As a teenager, I can’t forget the first time I telephoned a girl for a date. I was so puffed up and sure of myself. She answered and I said, “How about a movie Saturday night.” She replied, “I’m busy Saturday night.” I said, “What about the next Saturday.” She replied, “I’m busy every Saturday.” That hurtful rejection stayed with me until I learned that I wasn’t rejected, it was my request for a date that was. It still hurts a little.
A friend of mine had worked in India for a few years. This one day she had to take the infamous train from New Delhi to a nearby city. When it arrived, the women’s car was so full of women exiting the same door as getting on. She said she even helped push a struggling woman onto the car itself. To her surprise some women glared at the one she helped. She later discovered that those on the train were ‘working women’ and a higher caste.

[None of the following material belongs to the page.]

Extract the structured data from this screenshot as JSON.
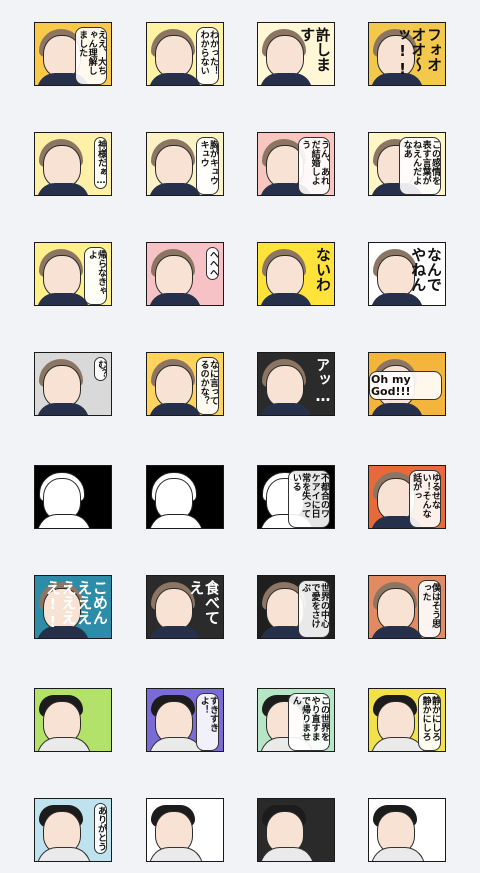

How could she have known!
I too had an issue with transportation but it wasn’t a train, it was my car. Returning to Toronto from Fort Erie I hit a real bottle-neck of traffic around Mississauga. It was stop and go with more stops than goes. I was behind an ambulance, fortunately not one in an emergency situation. Unfortunately, I was so weary after a hectic day that I drifted off and bumped into the ambulance. In a flash a woman paramedic on the passenger side was at my window motioning me to open it. I wish I hadn’t as she gave me the worst dressing down I ever had. “How dare you run into an ambulance. What if there had been a patient on board.” And so on …. Finally, the traffic started moving but at the next stoppage the driver got out this time and waved his fist threatening at me. Now when I see an ambulance I pull over even when it’s stopped.
However, there are a few things that still have the experts stumped, like hiccups and why they happen, or moths being attracted to a flame. Regarding colours; what’s to say one person’s image of green is the same as another’s? Not much, and it turns out that science really isn’t sure that we’re all seeing the same colors in the same way.
I look at it this way: I think I know more than others do but if I’m right 51 percent of the time then I’m ahead of the game.